The Mysterious Disappearance of Leon (I Mean Noel) by Ellen Raskin

I vividly remember the cover of the 1989 Puffin paperback edition of this book, which I suspect I checked out of the library multiple times. I’m not sure what made me think of it recently, but I decided it might be fun to re-read, and it was: I remembered parts of the story but had forgotten others, and there are definitely some things in this book that I find funny now that I wouldn’t have noticed as a kid. (Like this exchange: “If Mr. Kunkel’s father worked so hard for the business, he should have owned part of it, too,” “Tony said. “Young man, you know nothing about business,” Mr. Banks said uneasily. “What do they teach you at that school, anyway? Socialism?”)
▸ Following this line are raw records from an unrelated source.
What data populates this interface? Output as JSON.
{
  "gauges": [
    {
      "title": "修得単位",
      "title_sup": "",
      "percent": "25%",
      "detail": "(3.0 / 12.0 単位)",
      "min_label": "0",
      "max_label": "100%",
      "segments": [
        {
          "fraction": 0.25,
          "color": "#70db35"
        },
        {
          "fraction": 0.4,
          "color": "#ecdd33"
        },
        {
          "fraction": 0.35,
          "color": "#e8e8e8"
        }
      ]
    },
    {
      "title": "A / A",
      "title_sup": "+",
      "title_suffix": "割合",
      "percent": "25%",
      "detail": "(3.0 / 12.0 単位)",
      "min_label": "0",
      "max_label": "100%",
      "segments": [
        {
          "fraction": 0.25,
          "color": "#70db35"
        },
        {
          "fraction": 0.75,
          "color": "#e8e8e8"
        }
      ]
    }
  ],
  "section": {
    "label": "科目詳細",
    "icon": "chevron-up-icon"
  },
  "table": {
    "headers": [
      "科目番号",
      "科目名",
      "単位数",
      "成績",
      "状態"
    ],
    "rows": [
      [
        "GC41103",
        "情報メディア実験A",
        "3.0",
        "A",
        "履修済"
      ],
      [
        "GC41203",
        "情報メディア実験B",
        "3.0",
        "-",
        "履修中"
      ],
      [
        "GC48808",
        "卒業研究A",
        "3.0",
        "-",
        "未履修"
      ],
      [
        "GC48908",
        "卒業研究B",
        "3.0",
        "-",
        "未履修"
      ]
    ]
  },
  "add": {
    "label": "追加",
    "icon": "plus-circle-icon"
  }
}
Anyway: this is a silly/bonkers mystery where you very much have to suspend disbelief (there are so many coincidences in the way the paths of characters cross!) but if you aren’t looking for realism, it’s a fun romp. When the book opens we meet Caroline Carillon, née Fish, and her next-door neighbor, Leon. Her parents are tomato farmers; his are potato farmers; together they hit on the idea of “pomato soup,” which ends up making them a fortune. Caroline and Leon’s parents make them get married when she’s 5 and he’s 7 (because it’s the only way they can think of to settle their argument about what their soup should be called), but then Leon is sent to boarding school because their parents have decided to keep them apart until Leon is 21. Leon writes to Caroline every year on their wedding anniversary, then tells her to meet him at a hotel, once he’s 21. Things happen, and the reunion doesn’t go as Caroline was thinking it would. At the end of it, she wakes up in a hospital after a boat accident, and Leon—or rather, Noel (he changed his name while he was at school) is nowhere to be found.
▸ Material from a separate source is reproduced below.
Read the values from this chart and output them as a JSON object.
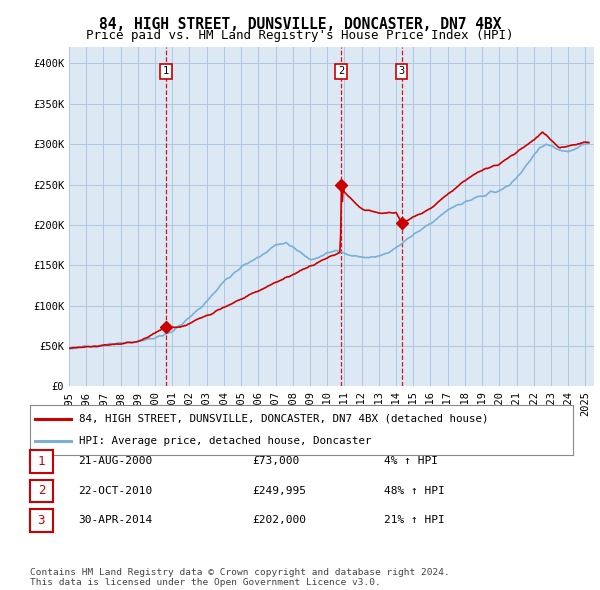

Caroline’s quest to find Noel becomes all-consuming and decade-spanning, though she doesn’t have very much to go on. She decides, for example, to eat only at Chinese restaurants, because one of his anniversary messages said that he liked wonton soup. Along the way, she ends up adopting two eleven-year-old twins named Tina and Tony, and all of them try to figure out the mystery of the “glub-blubs” – which is the last thing she heard in the midst of the boat accident. I definitely liked the word game/puzzle aspect of this when I was a kid, and I still do—and I probably appreciate the now-vintage NYC setting for a big chunk of the book more than I ever did back then.